Access rules

Access rules define which records a portal user can see in a tab. They are configured per tab in Admin > Tabs > [your tab] > Access rules.

Access options

Three options are available:

  • No access - no records are visible to portal users
  • Access to all records - all records in the connected database are visible
  • Custom rules - only records that match a defined set of conditions are visible

Custom rules

When using custom rules, you define one or more rules. When you have more than one rule, you choose an operator to apply between them:

  • AND - the record is visible only if all conditions are met
  • OR - the record is visible if at least one condition is met

Each condition is made of:

  • A property from the Notion database
  • An operator (e.g. is, is not, contains)
  • A value - either a fixed value or a dynamic reference to the logged-in user

Examples

Simple rule - show only the logged-in user’s records

Use case: a ticket portal where each user should only see their own tickets.

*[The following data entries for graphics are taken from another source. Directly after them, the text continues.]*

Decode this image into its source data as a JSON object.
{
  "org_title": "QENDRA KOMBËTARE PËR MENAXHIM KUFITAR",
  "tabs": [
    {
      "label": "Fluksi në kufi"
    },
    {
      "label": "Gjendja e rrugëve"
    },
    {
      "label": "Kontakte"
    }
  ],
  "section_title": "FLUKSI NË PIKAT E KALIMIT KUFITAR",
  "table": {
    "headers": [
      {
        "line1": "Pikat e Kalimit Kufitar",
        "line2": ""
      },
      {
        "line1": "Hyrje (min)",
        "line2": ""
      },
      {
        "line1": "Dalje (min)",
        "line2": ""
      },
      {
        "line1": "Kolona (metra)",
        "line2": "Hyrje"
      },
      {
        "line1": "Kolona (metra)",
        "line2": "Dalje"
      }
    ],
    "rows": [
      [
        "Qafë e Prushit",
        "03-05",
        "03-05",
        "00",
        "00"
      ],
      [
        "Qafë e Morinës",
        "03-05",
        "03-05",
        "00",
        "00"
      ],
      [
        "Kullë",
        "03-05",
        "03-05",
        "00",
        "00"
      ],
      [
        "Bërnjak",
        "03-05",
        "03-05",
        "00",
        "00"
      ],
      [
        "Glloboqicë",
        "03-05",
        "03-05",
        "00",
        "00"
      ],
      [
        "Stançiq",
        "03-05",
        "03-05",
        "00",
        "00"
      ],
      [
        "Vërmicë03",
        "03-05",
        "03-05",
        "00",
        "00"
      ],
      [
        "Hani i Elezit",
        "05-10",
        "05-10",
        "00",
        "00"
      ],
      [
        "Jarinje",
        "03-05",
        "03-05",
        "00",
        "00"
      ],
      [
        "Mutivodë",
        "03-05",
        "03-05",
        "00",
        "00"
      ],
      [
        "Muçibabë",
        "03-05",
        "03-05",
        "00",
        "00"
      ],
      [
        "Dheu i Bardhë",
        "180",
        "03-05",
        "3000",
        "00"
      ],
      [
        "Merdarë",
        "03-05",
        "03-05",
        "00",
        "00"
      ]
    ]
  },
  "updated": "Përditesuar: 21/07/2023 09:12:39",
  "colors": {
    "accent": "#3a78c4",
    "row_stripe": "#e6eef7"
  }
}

Rule: Contact is Logged-in user

This checks that the Contact property on the record matches the portal user who is currently logged in.

Composed rule - filter by user and status

Use case: same ticket portal, but hide cancelled tickets.

Rules:

  • Contact is Logged-in user
  • Status is not Cancelled

The AND operator is used here, so both conditions must be true for a record to be visible.

Company-based rule - share access across a team

Use case: all users from the same company should see the same records, not just their own.

  1. Your records (e.g. tickets) have a relation property pointing to a Company database
  2. Your portal users also have a relation property pointing to the same Company database

Rule: Company (relation) contains Logged-in user Company

This checks whether the logged-in portal user belongs to the same company as the one associated with the record.

Use case: your records are linked to a user via a relation property, and you want to filter access based on that user’s company - not a direct company field on the record itself.

Setup:

  1. Your records have a relation property pointing to a Users database
  2. A rollup on the record surfaces the Company from the related user
  3. Your portal users also have a relation property pointing to the same Company database

Rule: Company (rollup) contains Logged-in user Company

This checks whether the company surfaced by the rollup on the record matches the company of the logged-in portal user. It lets you grant access based on an indirect company association - useful when the company isn’t stored directly on the record, but can be derived from a related user.